Erbil’e varınca farklı bir Irak tablosu ile karşılaşıyoruz. Artık Kürdistan’dayız. Irak’ın 3. büyük kenti ve Kürdistan’ın başkenti Erbil oldukça bakımlı. Bağdat ve Kerkük’e göre çok daha sakin ve rahat bir kent görünümünde. Kürdistan yönetimi burada kendi yönetimi ve bayrağı ile özerk bir yapı olduğunu gösteriyor. Kürdistan Parlementosu bölge hakkındaki kararları kendisi alıyor, dış dünyanın itiraz ettiği kararlar için Irak genel idaresine danışıyormuş ancak. Erbil Amerika tarafından hiç bombalanmamış. Kürdistan ittihadi İslam partisini ziyaret ediyoruz ve yetkililerle görüşüyoruz. Barzani, Talabani’den sonra bölgenin 3. partisi olduklarını ve sürekli ilerlediklerini eğitim çalışmaları yaptıklarını 14 radyo 14 tv’lerinin olduğunu anlatıyor.
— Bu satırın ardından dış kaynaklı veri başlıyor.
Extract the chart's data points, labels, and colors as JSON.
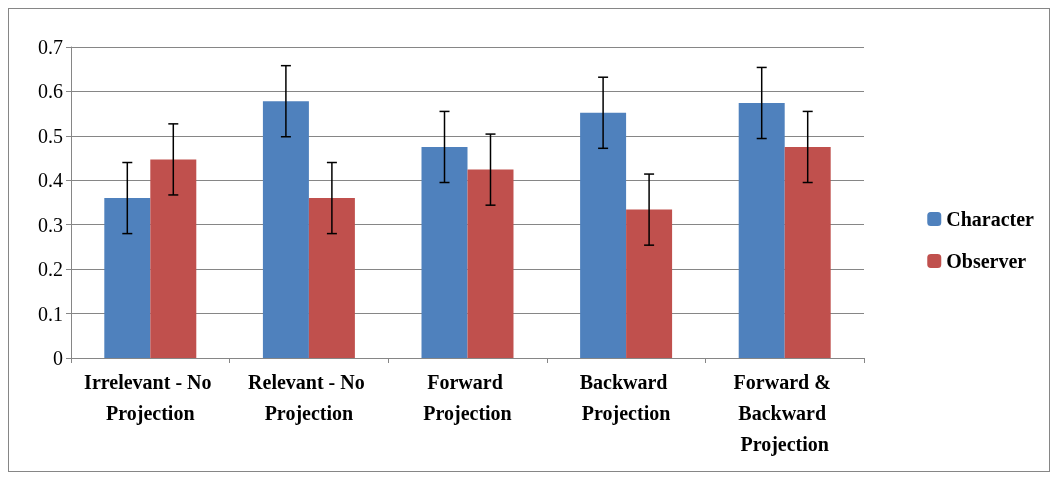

Barzani ve Talabani arasında olan çatışmalarda ölen 30 bin kişinin 12- 13 bin civarında olan yetimlerinin çoğuna kendilerinin baktıklarını, eğitim verdiklerini anlatıyor.
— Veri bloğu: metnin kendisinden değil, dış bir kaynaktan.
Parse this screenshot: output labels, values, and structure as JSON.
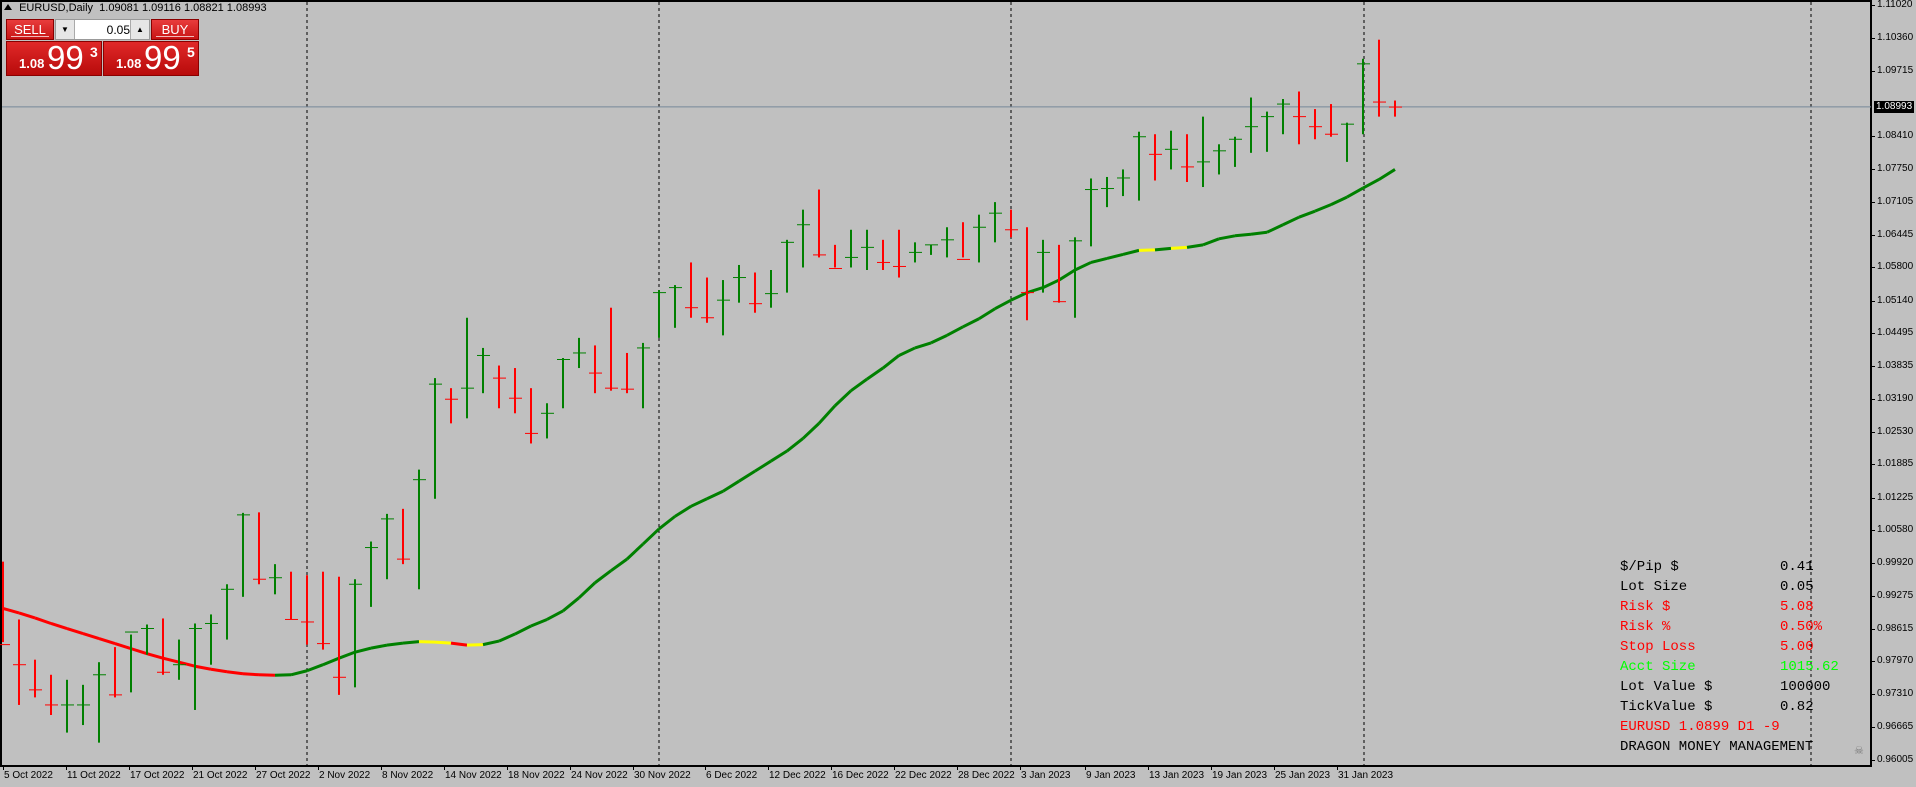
{
  "header": {
    "symbol_timeframe": "EURUSD,Daily",
    "ohlc": "1.09081 1.09116 1.08821 1.08993"
  },
  "trade_panel": {
    "sell_label": "SELL",
    "buy_label": "BUY",
    "lot_value": "0.05",
    "lot_down_icon": "▼",
    "lot_up_icon": "▲",
    "sell_price": {
      "prefix": "1.08",
      "big": "99",
      "sup": "3"
    },
    "buy_price": {
      "prefix": "1.08",
      "big": "99",
      "sup": "5"
    }
  },
  "price_axis": {
    "current_price": "1.08993",
    "labels": [
      "1.11020",
      "1.10360",
      "1.09715",
      "1.08993",
      "1.08410",
      "1.07750",
      "1.07105",
      "1.06445",
      "1.05800",
      "1.05140",
      "1.04495",
      "1.03835",
      "1.03190",
      "1.02530",
      "1.01885",
      "1.01225",
      "1.00580",
      "0.99920",
      "0.99275",
      "0.98615",
      "0.97970",
      "0.97310",
      "0.96665",
      "0.96005"
    ]
  },
  "date_axis": {
    "labels": [
      "5 Oct 2022",
      "11 Oct 2022",
      "17 Oct 2022",
      "21 Oct 2022",
      "27 Oct 2022",
      "2 Nov 2022",
      "8 Nov 2022",
      "14 Nov 2022",
      "18 Nov 2022",
      "24 Nov 2022",
      "30 Nov 2022",
      "6 Dec 2022",
      "12 Dec 2022",
      "16 Dec 2022",
      "22 Dec 2022",
      "28 Dec 2022",
      "3 Jan 2023",
      "9 Jan 2023",
      "13 Jan 2023",
      "19 Jan 2023",
      "25 Jan 2023",
      "31 Jan 2023"
    ]
  },
  "info_panel": {
    "rows": [
      {
        "key": "$/Pip $",
        "value": "0.41",
        "color": "#000000"
      },
      {
        "key": "Lot Size",
        "value": "0.05",
        "color": "#000000"
      },
      {
        "key": "Risk $",
        "value": "5.08",
        "color": "#ff0000"
      },
      {
        "key": "Risk %",
        "value": "0.50%",
        "color": "#ff0000"
      },
      {
        "key": "Stop Loss",
        "value": "5.00",
        "color": "#ff0000"
      },
      {
        "key": "Acct Size",
        "value": "1015.62",
        "color": "#00ff00"
      },
      {
        "key": "Lot Value $",
        "value": "100000",
        "color": "#000000"
      },
      {
        "key": "TickValue $",
        "value": "0.82",
        "color": "#000000"
      },
      {
        "key": "EURUSD 1.0899 D1 -9",
        "value": "",
        "color": "#ff0000"
      },
      {
        "key": "DRAGON MONEY MANAGEMENT",
        "value": "",
        "color": "#000000"
      }
    ],
    "skull_icon": "☠"
  },
  "colors": {
    "background": "#c0c0c0",
    "bull": "#008000",
    "bear": "#ff0000",
    "ma_up": "#008000",
    "ma_down": "#ff0000",
    "ma_flat": "#ffff00",
    "bid_line": "#778899"
  },
  "chart_data": {
    "type": "ohlc",
    "title": "EURUSD,Daily",
    "xlabel": "",
    "ylabel": "",
    "ylim": [
      0.96005,
      1.1102
    ],
    "grid": false,
    "period_separators": [
      "1 Nov 2022",
      "1 Dec 2022",
      "2 Jan 2023",
      "1 Feb 2023"
    ],
    "bid_line": 1.08993,
    "series": [
      {
        "name": "EURUSD Daily bars",
        "bars": [
          {
            "o": 0.996,
            "h": 0.9995,
            "l": 0.9835,
            "c": 0.983
          },
          {
            "o": 0.983,
            "h": 0.988,
            "l": 0.971,
            "c": 0.979
          },
          {
            "o": 0.9785,
            "h": 0.98,
            "l": 0.9725,
            "c": 0.974
          },
          {
            "o": 0.9735,
            "h": 0.977,
            "l": 0.969,
            "c": 0.971
          },
          {
            "o": 0.971,
            "h": 0.976,
            "l": 0.9655,
            "c": 0.971
          },
          {
            "o": 0.971,
            "h": 0.975,
            "l": 0.967,
            "c": 0.971
          },
          {
            "o": 0.971,
            "h": 0.9795,
            "l": 0.9635,
            "c": 0.977
          },
          {
            "o": 0.977,
            "h": 0.9825,
            "l": 0.9725,
            "c": 0.973
          },
          {
            "o": 0.973,
            "h": 0.985,
            "l": 0.9735,
            "c": 0.9855
          },
          {
            "o": 0.9855,
            "h": 0.987,
            "l": 0.981,
            "c": 0.9862
          },
          {
            "o": 0.9862,
            "h": 0.9882,
            "l": 0.977,
            "c": 0.9775
          },
          {
            "o": 0.9775,
            "h": 0.984,
            "l": 0.976,
            "c": 0.979
          },
          {
            "o": 0.979,
            "h": 0.9872,
            "l": 0.97,
            "c": 0.9862
          },
          {
            "o": 0.9862,
            "h": 0.989,
            "l": 0.979,
            "c": 0.9872
          },
          {
            "o": 0.9872,
            "h": 0.995,
            "l": 0.984,
            "c": 0.994
          },
          {
            "o": 0.994,
            "h": 1.0092,
            "l": 0.9925,
            "c": 1.0088
          },
          {
            "o": 1.0088,
            "h": 1.0093,
            "l": 0.995,
            "c": 0.996
          },
          {
            "o": 0.996,
            "h": 0.999,
            "l": 0.993,
            "c": 0.9963
          },
          {
            "o": 0.9963,
            "h": 0.9975,
            "l": 0.988,
            "c": 0.988
          },
          {
            "o": 0.988,
            "h": 0.9968,
            "l": 0.983,
            "c": 0.9875
          },
          {
            "o": 0.9875,
            "h": 0.9975,
            "l": 0.982,
            "c": 0.9832
          },
          {
            "o": 0.9832,
            "h": 0.9965,
            "l": 0.973,
            "c": 0.9765
          },
          {
            "o": 0.9765,
            "h": 0.996,
            "l": 0.9745,
            "c": 0.995
          },
          {
            "o": 0.995,
            "h": 1.0035,
            "l": 0.9905,
            "c": 1.0023
          },
          {
            "o": 1.0023,
            "h": 1.009,
            "l": 0.996,
            "c": 1.008
          },
          {
            "o": 1.008,
            "h": 1.01,
            "l": 0.999,
            "c": 1.0
          },
          {
            "o": 1.0,
            "h": 1.0178,
            "l": 0.994,
            "c": 1.0158
          },
          {
            "o": 1.0158,
            "h": 1.036,
            "l": 1.012,
            "c": 1.0348
          },
          {
            "o": 1.0348,
            "h": 1.034,
            "l": 1.027,
            "c": 1.0318
          },
          {
            "o": 1.0318,
            "h": 1.048,
            "l": 1.028,
            "c": 1.034
          },
          {
            "o": 1.034,
            "h": 1.042,
            "l": 1.033,
            "c": 1.0405
          },
          {
            "o": 1.0405,
            "h": 1.0385,
            "l": 1.03,
            "c": 1.036
          },
          {
            "o": 1.036,
            "h": 1.038,
            "l": 1.029,
            "c": 1.032
          },
          {
            "o": 1.032,
            "h": 1.034,
            "l": 1.023,
            "c": 1.025
          },
          {
            "o": 1.025,
            "h": 1.031,
            "l": 1.024,
            "c": 1.029
          },
          {
            "o": 1.029,
            "h": 1.04,
            "l": 1.03,
            "c": 1.0397
          },
          {
            "o": 1.0397,
            "h": 1.044,
            "l": 1.038,
            "c": 1.041
          },
          {
            "o": 1.041,
            "h": 1.0425,
            "l": 1.033,
            "c": 1.037
          },
          {
            "o": 1.037,
            "h": 1.05,
            "l": 1.0335,
            "c": 1.034
          },
          {
            "o": 1.034,
            "h": 1.041,
            "l": 1.033,
            "c": 1.0338
          },
          {
            "o": 1.0338,
            "h": 1.043,
            "l": 1.03,
            "c": 1.042
          },
          {
            "o": 1.042,
            "h": 1.0535,
            "l": 1.044,
            "c": 1.053
          },
          {
            "o": 1.053,
            "h": 1.0545,
            "l": 1.046,
            "c": 1.054
          },
          {
            "o": 1.054,
            "h": 1.059,
            "l": 1.048,
            "c": 1.05
          },
          {
            "o": 1.05,
            "h": 1.056,
            "l": 1.047,
            "c": 1.048
          },
          {
            "o": 1.048,
            "h": 1.0555,
            "l": 1.0445,
            "c": 1.0515
          },
          {
            "o": 1.0515,
            "h": 1.0585,
            "l": 1.051,
            "c": 1.056
          },
          {
            "o": 1.056,
            "h": 1.057,
            "l": 1.049,
            "c": 1.0508
          },
          {
            "o": 1.0508,
            "h": 1.0575,
            "l": 1.05,
            "c": 1.0528
          },
          {
            "o": 1.0528,
            "h": 1.0635,
            "l": 1.053,
            "c": 1.063
          },
          {
            "o": 1.063,
            "h": 1.0695,
            "l": 1.058,
            "c": 1.0665
          },
          {
            "o": 1.0665,
            "h": 1.0735,
            "l": 1.06,
            "c": 1.0605
          },
          {
            "o": 1.0605,
            "h": 1.0625,
            "l": 1.058,
            "c": 1.0578
          },
          {
            "o": 1.0578,
            "h": 1.0655,
            "l": 1.058,
            "c": 1.06
          },
          {
            "o": 1.06,
            "h": 1.0655,
            "l": 1.0575,
            "c": 1.062
          },
          {
            "o": 1.062,
            "h": 1.0635,
            "l": 1.0575,
            "c": 1.059
          },
          {
            "o": 1.059,
            "h": 1.0655,
            "l": 1.056,
            "c": 1.0582
          },
          {
            "o": 1.0582,
            "h": 1.063,
            "l": 1.059,
            "c": 1.061
          },
          {
            "o": 1.061,
            "h": 1.0625,
            "l": 1.0605,
            "c": 1.0625
          },
          {
            "o": 1.0625,
            "h": 1.066,
            "l": 1.06,
            "c": 1.0635
          },
          {
            "o": 1.0635,
            "h": 1.067,
            "l": 1.06,
            "c": 1.0596
          },
          {
            "o": 1.0596,
            "h": 1.0685,
            "l": 1.059,
            "c": 1.066
          },
          {
            "o": 1.066,
            "h": 1.071,
            "l": 1.063,
            "c": 1.0688
          },
          {
            "o": 1.0688,
            "h": 1.0695,
            "l": 1.064,
            "c": 1.0655
          },
          {
            "o": 1.0655,
            "h": 1.066,
            "l": 1.0475,
            "c": 1.053
          },
          {
            "o": 1.053,
            "h": 1.0635,
            "l": 1.053,
            "c": 1.061
          },
          {
            "o": 1.061,
            "h": 1.0625,
            "l": 1.051,
            "c": 1.0512
          },
          {
            "o": 1.0512,
            "h": 1.064,
            "l": 1.048,
            "c": 1.0633
          },
          {
            "o": 1.0633,
            "h": 1.0757,
            "l": 1.0622,
            "c": 1.0735
          },
          {
            "o": 1.0735,
            "h": 1.076,
            "l": 1.07,
            "c": 1.0737
          },
          {
            "o": 1.0737,
            "h": 1.0775,
            "l": 1.0722,
            "c": 1.0758
          },
          {
            "o": 1.0758,
            "h": 1.085,
            "l": 1.0713,
            "c": 1.084
          },
          {
            "o": 1.084,
            "h": 1.0845,
            "l": 1.0753,
            "c": 1.0805
          },
          {
            "o": 1.0805,
            "h": 1.0852,
            "l": 1.0775,
            "c": 1.0815
          },
          {
            "o": 1.0815,
            "h": 1.0845,
            "l": 1.075,
            "c": 1.078
          },
          {
            "o": 1.078,
            "h": 1.088,
            "l": 1.074,
            "c": 1.079
          },
          {
            "o": 1.079,
            "h": 1.0825,
            "l": 1.0765,
            "c": 1.0812
          },
          {
            "o": 1.0812,
            "h": 1.084,
            "l": 1.078,
            "c": 1.0835
          },
          {
            "o": 1.0835,
            "h": 1.0918,
            "l": 1.0808,
            "c": 1.086
          },
          {
            "o": 1.086,
            "h": 1.089,
            "l": 1.081,
            "c": 1.088
          },
          {
            "o": 1.088,
            "h": 1.0915,
            "l": 1.0845,
            "c": 1.0905
          },
          {
            "o": 1.0905,
            "h": 1.093,
            "l": 1.0825,
            "c": 1.088
          },
          {
            "o": 1.088,
            "h": 1.0895,
            "l": 1.0835,
            "c": 1.086
          },
          {
            "o": 1.086,
            "h": 1.0905,
            "l": 1.084,
            "c": 1.0845
          },
          {
            "o": 1.0845,
            "h": 1.0868,
            "l": 1.079,
            "c": 1.0865
          },
          {
            "o": 1.0865,
            "h": 1.0995,
            "l": 1.0845,
            "c": 1.0985
          },
          {
            "o": 1.0985,
            "h": 1.1033,
            "l": 1.088,
            "c": 1.0909
          },
          {
            "o": 1.0909,
            "h": 1.0912,
            "l": 1.088,
            "c": 1.0899
          }
        ]
      },
      {
        "name": "Moving average (color-coded trend)",
        "values": [
          0.9902,
          0.9893,
          0.9883,
          0.9872,
          0.9862,
          0.9852,
          0.9842,
          0.9832,
          0.9822,
          0.9812,
          0.9803,
          0.9795,
          0.9787,
          0.9781,
          0.9776,
          0.9772,
          0.977,
          0.9769,
          0.977,
          0.9778,
          0.979,
          0.9803,
          0.9815,
          0.9823,
          0.9829,
          0.9833,
          0.9836,
          0.9835,
          0.9833,
          0.9829,
          0.983,
          0.9837,
          0.9851,
          0.9867,
          0.988,
          0.9897,
          0.9923,
          0.9953,
          0.9977,
          1.0,
          1.003,
          1.006,
          1.0085,
          1.0105,
          1.012,
          1.0135,
          1.0155,
          1.0175,
          1.0195,
          1.0215,
          1.024,
          1.027,
          1.0305,
          1.0335,
          1.0358,
          1.038,
          1.0405,
          1.042,
          1.043,
          1.0445,
          1.0462,
          1.0478,
          1.0498,
          1.0515,
          1.053,
          1.054,
          1.0555,
          1.0575,
          1.059,
          1.0598,
          1.0606,
          1.0614,
          1.0615,
          1.0618,
          1.062,
          1.0625,
          1.0637,
          1.0643,
          1.0646,
          1.065,
          1.0665,
          1.068,
          1.0692,
          1.0705,
          1.072,
          1.0738,
          1.0755,
          1.0775
        ]
      }
    ]
  }
}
Ardından Musul’a gitmemiz gerekiyor. Fakat Musul’un emniyetsiz ve karışık olduğu bildirilince güzergahımızı Duhok kenti olarak değiştiriyoruz. Hakikaten de Musul’da ziyaret edeceğimiz Irak İslam partisinin bombalandığını ve 7 kişinin öldüğünü ertesi gün duyuyoruz. Irak halen son derece emniyetsiz bir bölge. Mihmandarlarımız bunun için bizi biran olsun yalnız bırakmıyor.
Duhok’a vardığımız zaman Kürdistan ittihadi İslam partisi başkan yardımcısı Gazi Said ile görüşüyoruz. Duhok’ta 2. parti olduklarını , Saddam’ın zulmünden sonra oluşan demokrasi ortamının büyük imkanlar getirdiğini eğitim hizmetlerine ağırlık verdiklerini ve her geçen gün daha da etkili bir güç haline geldiklerini anlatıyor. Duhok’ta 2. parti olduklarını ifade ediyor.
Irak halkı son derce konuksever ve sıcakkanlı insanlar.Ayrılırken defalarca sarılıyor ve kucaklaşıyoruz. Irak’ın genel görüntüsü hazin bir tablo arz ediyor. Dünyanın 2. büyük petrol çıkartan ülkesi büyük bir felaketi yaşıyor. Ülke 100 yıl geriye gitmiş. Yaralarını sarmaya çalışıyor. Eğitim, sağlık, üretim vb. alanlarda büyük yardımlara ihtiyacı var. Dini ve etnik çekişmeler 2003 öncesi yokmuş işgalle beraber artmış. Ama farklı kesimler birbirlerine daha hoşgörülü , önyargısız yaklaşırsa bu sorunu da aşmaları çok zor değil.Dini ve etnik ayrımcılığı yenerlerse Irak kazanacak, kendileri kazanacak. Yeterki yardım ve desteği elden bırakmayalım. Irak’lılar açısından bakarsanız birliği sağlamak zor ama önceki ve şimdiki durumu kuşbakışı değerlendirdiğinizde sorunlarını yenebileceklerine kanaat getiriyorsunuz. Tüm Dünyanın sevgisini kazanmış İHH ve benzeri yardım kuruluşlarımızla ne kadar gurur duysak azdır. Irak’ın daha çok desteğe ve katkıya ihtiyaç duyulduğu unutulmamalıdır.